Typus und Gestaltung des vorliegenden Corpus Christi mit seinem sinnlichen Naturalismus des Leibes sind eng von flämischen Formvorstellungen geprägt, jedoch sind die Einzelformen nicht übersteigert und wölbend bewegt modelliert, wie sie die flämisch geprägten Kruzifixe des Georg Petel zeigen, der die Christusfiguren des Peter Paul Rubens in die Skulptur übersetzt hat. Es besteht vielmehr eine enge Verwandtschaft zu einer kleinen Gruppe von Kruzifixen, die Matthieu van Beveren zugeschrieben sind (u.a. Elfenbein-Kruzifix im Musée Royal des Beaux-Arts, Antwerpen, Buchsbaum-Kruzifix im Museum Vleeshuis, Antwerpen, Elfenbein-Kruzifix in der Sakristei von St. Carolus Borromäus, Antwerpen sowie den bei Lempertz, A 1182, Los 87 und Sotheby’s, London, 9. 7. 2015, Los 172 versteigerten Elfenbein-Kruzifixen). Christian Theuerkauff hat Erstere in seinen „Anmerkungen zum Werk des Antwerpener Bildhauers Matthieu van Beveren (um 1630–1690)“ in: Oud Holland 89, no.1, 1975, S. 19-62, einer stilkritischen Untersuchung unterzogen. In der „Addenda to the Small-Scale Sculpture of Matthieu van Beveren of Antwerp“ ist auch unser Stück zum Vergleich aufgeführt.

Matthieu van Beveren gehörte in Antwerpen zu den führenden flämischen Bildschnitzern seiner Zeit. In seiner Heimatstadt Antwerpen erhielt er seine Ausbildung bei Pieter Verbruggen. 1650 wird er in die Lukasgilde von Antwerpen aufgenommen. Von ihm und seiner Werkstatt sind sowohl Monumentalfiguren in Stein und Holz bekannt als auch kleinformatige Figuren in Bronze, Terrakotta, Holz und eben Elfenbein. Zu seinen bedeutendsten Werken zählt die Elfenbeinskulptur „Amor auf einem Löwen“ im Metropolitan Museum, New York, und die Pietà im Musées royaux d’art et d’histoire, Brüssel.

Gleichmäßige Patina, leichte Verschmutzungen im Bereich der Hinterschneidungen. Der Struktur des Elfenbein entsprechende sehr feine, eingedunkelte Haarrisse und leichte Vergilbung auf der Rückseite durch die fehlende – für die Bewahrung des Zahnbeins eigentlich notwendige – Lichteinwirkung. Beim rechten Fuß Christi wurde der große Zeh wieder angesetzt, die mittleren drei Zehen sind alt ergänzt.

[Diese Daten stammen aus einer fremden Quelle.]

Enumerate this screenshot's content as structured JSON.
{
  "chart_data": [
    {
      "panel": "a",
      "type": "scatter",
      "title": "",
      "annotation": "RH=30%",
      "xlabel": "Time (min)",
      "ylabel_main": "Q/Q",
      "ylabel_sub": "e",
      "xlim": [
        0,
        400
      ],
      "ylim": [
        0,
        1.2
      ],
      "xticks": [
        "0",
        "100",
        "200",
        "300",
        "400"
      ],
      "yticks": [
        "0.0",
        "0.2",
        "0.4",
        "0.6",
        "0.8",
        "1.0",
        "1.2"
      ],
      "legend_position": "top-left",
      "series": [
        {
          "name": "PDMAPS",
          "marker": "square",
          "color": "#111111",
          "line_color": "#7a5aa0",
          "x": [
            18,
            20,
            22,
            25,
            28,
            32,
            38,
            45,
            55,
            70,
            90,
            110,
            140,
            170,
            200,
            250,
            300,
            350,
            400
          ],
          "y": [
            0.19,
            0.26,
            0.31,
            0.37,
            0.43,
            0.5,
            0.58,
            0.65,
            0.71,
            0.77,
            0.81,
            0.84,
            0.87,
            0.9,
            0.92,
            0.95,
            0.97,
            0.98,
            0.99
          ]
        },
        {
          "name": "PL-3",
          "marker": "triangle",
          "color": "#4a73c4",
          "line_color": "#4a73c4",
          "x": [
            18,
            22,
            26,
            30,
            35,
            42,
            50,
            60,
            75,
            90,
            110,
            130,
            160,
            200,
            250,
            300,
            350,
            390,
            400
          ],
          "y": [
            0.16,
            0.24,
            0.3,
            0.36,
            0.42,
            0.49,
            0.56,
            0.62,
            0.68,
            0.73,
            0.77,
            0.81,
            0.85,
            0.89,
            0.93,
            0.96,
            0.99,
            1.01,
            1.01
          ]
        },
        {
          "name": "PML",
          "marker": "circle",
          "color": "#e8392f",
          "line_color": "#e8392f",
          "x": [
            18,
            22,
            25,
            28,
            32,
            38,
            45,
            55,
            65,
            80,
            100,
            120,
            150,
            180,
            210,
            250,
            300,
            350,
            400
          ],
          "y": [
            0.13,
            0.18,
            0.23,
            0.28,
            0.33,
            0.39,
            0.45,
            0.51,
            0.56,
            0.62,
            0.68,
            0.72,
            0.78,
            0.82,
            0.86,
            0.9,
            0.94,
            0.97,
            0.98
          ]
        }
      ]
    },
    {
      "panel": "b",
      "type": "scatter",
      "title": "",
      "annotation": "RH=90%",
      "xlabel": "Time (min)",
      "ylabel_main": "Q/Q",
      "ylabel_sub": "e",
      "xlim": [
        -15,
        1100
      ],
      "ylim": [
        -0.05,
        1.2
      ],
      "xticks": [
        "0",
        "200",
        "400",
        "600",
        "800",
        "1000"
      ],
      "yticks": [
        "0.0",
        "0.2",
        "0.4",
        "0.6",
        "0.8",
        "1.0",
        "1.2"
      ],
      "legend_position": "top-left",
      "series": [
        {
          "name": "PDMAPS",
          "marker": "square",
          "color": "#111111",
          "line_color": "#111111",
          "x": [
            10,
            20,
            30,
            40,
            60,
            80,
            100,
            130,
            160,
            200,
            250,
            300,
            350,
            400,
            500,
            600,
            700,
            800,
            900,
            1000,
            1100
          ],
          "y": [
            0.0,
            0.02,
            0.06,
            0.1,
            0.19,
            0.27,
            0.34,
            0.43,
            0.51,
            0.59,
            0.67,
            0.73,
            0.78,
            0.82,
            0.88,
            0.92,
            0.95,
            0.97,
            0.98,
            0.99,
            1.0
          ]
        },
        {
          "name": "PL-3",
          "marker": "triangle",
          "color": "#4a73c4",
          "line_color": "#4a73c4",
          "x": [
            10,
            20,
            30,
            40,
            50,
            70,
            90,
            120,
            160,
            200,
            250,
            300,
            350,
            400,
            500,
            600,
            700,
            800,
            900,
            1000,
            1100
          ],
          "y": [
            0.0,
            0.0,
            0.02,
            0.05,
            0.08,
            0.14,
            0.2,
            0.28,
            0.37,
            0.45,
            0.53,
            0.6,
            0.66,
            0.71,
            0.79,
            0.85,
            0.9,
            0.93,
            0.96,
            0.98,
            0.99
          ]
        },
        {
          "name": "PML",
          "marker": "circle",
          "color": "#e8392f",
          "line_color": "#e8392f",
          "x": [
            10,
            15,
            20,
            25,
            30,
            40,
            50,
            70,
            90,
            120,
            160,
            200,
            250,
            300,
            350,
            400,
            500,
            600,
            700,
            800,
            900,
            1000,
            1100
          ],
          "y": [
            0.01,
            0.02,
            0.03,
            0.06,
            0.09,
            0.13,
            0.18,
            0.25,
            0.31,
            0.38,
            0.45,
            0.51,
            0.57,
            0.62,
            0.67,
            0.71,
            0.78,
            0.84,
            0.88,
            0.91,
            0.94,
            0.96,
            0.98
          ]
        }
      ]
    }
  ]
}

Bei der rechten Hand Christi wurden Daumen und drei Finger wieder angeklebt, der Zeigefinger ist abgebrochen. Das Lendentuch weist auf der rechten Seite Christi, d.h. vom Betrachter aus links gesehen, eine Fehlstelle auf; dieser Teil des Tuches wurde alt ergänzt. Ansonsten von schöner Erhaltung.